Lucky for me The Hidden sprints out of the starting gate with a great opening scene involving the killer (Chris Mulkey) robbing a bank and indiscriminately shooting everyone in sight, as the killing spree is captured on a security camera. Upon completion of his carnage, Jack DeVries (Mulkey) casually walks towards the camera, grins a devilish smile, and destroys it all while the opening credits roll. It’s a great opening sequence, and the film doesn’t wait a moment longer to up the thrills even more.
Following the robbery The Hidden immediately segues into a chase sequence through the city streets. While the case includes plenty of typical conventions (plate of glass being carried across the street only to be inexplicably smashed by the oncoming cars) it includes plenty of other typically unseen bits of horror, including wheelchair bound man being run over by DeVries as he attempts to evade the police. And even when the chase is concluded, the fun doesn’t stop, as DeVries attempts to flee on foot the police offer up a glorious bullet sprayed blood splattering finality to the sequence. In less then 10 minutes The Hidden had made it clear that it was not only aiming for something different then your typical sci-fi action film, but that it was squarely hitting its mark.
But the true reason to watch The Hidden is for Kyle MacLachlan’s performance. Playing an FBI agent who clearly is uncomfortable in his own skin, MacLachlan absolutely carries the film with the subtle humor his characters inevitably conveys. When you later learn that he is also hunting this killer because it killed his family and his former partner, MacLachan deftly shifts to a surreal bent of someone dealing with emotions that they have never experienced or possibly understand. Agent Lloyd Gallagher is an unlikely meaty role in what would typically be rather blasé fair, and it is a testament to MacLachlan’s performance and Jack Sholder’s (A Nightmare on Elm Street Part 2: Freddy’s Revenge) direction that they so capably render it on screen.
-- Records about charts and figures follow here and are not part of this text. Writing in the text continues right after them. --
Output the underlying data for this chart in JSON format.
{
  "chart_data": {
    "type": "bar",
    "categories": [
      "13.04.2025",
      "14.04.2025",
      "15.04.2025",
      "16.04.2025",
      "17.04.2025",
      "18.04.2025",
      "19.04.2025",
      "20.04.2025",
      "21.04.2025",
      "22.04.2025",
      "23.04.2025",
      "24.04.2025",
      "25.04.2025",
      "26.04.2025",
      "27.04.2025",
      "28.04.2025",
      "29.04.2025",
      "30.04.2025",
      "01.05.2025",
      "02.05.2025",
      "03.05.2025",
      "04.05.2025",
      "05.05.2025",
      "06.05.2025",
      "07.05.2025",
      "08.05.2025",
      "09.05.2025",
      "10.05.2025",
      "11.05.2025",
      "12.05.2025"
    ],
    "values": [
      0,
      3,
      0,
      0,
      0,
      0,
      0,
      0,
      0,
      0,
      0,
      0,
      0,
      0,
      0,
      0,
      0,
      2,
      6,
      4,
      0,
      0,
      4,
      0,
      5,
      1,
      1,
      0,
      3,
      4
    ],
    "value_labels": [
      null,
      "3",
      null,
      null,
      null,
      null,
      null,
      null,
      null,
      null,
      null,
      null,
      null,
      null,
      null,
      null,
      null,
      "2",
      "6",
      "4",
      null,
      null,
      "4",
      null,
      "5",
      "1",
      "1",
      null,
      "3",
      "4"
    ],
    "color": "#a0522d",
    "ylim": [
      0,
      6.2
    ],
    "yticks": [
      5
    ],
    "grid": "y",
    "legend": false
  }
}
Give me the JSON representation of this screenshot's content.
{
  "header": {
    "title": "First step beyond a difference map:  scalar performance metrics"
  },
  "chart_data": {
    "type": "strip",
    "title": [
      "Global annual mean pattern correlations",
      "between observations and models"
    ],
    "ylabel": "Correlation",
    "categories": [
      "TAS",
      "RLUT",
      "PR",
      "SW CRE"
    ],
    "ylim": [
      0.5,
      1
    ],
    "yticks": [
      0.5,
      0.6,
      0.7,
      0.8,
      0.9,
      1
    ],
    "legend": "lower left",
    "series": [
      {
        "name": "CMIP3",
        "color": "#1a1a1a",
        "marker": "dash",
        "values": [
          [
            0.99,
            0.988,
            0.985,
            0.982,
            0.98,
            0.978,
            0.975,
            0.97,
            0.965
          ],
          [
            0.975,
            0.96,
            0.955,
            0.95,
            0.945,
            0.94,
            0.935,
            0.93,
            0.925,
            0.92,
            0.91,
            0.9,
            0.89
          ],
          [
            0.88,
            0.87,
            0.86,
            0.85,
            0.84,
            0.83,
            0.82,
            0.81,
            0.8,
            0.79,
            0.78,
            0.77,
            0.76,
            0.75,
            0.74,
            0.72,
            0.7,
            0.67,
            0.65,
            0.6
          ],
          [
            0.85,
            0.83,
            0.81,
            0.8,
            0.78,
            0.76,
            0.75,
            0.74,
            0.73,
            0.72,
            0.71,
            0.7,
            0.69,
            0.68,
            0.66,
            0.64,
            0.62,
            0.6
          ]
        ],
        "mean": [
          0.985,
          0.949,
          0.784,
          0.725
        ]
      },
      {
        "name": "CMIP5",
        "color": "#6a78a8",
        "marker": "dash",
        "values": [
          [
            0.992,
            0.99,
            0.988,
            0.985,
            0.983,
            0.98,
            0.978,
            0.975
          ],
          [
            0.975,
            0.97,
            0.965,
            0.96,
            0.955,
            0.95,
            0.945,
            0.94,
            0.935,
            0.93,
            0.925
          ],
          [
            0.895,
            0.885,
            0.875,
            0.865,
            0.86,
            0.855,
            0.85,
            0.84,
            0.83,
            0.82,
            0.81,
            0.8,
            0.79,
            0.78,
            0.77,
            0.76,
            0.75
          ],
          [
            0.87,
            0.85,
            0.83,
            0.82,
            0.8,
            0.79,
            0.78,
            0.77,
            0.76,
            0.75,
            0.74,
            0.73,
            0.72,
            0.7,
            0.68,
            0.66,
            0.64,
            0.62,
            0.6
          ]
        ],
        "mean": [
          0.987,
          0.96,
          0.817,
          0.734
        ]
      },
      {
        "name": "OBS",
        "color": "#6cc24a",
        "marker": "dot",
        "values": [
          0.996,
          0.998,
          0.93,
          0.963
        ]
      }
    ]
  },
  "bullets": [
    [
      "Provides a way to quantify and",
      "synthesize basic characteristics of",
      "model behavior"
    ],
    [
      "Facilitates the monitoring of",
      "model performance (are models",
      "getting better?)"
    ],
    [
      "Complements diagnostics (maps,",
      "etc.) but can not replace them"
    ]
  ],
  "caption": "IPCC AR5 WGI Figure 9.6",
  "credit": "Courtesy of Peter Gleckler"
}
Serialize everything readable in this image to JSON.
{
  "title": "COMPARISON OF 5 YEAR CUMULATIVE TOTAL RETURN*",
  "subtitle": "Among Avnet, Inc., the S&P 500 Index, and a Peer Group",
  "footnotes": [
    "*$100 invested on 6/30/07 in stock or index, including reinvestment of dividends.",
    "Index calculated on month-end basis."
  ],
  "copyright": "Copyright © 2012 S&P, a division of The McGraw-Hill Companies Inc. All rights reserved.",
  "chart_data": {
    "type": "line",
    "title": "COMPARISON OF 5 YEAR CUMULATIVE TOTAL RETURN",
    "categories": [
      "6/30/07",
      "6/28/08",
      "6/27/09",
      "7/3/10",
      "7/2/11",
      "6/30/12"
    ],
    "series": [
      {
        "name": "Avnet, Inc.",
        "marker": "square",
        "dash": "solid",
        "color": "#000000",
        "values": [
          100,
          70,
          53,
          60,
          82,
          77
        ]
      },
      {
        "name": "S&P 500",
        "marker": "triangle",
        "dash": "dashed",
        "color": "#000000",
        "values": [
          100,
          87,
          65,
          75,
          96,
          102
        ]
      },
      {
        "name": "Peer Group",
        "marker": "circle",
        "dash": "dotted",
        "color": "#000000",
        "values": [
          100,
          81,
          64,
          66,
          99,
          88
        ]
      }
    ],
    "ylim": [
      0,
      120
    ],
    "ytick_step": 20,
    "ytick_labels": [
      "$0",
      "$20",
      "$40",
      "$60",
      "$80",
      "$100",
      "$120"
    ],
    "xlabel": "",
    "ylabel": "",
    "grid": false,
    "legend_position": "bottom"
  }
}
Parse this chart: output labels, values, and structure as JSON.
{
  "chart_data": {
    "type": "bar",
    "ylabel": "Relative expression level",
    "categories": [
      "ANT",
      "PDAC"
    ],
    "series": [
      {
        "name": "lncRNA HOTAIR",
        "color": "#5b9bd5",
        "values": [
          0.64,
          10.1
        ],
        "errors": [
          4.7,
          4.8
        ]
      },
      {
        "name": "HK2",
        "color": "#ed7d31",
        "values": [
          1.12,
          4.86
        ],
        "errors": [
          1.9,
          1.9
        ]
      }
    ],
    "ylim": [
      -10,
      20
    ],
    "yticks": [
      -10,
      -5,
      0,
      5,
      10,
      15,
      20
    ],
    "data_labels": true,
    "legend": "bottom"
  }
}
The Hidden is a tough movie to describe, as it is neither a horror film, a sci-fi film, nor a comedy, yet it deftly applies all three labels when they are required to further the story. And where many films can fall on their face attempting to incorporate so many differently elements into their story The Hidden is one of those rare films that becomes a better experience because it is so much more then it would initially appear to be. And while time can often ruin an effects laden film, The Hidden concentrates on a less is more approach. Using special effects as a highlight rather then as the substance, creating effects that are highly effective when finally used but by no means distracting to the film itself, and thereby lessening the chance that the film will appear dated or cheesy because of the special effects. But since the film also blatantly attempts to at times appear cheesy, the film surprisingly holds up incredibly well even 20 years later.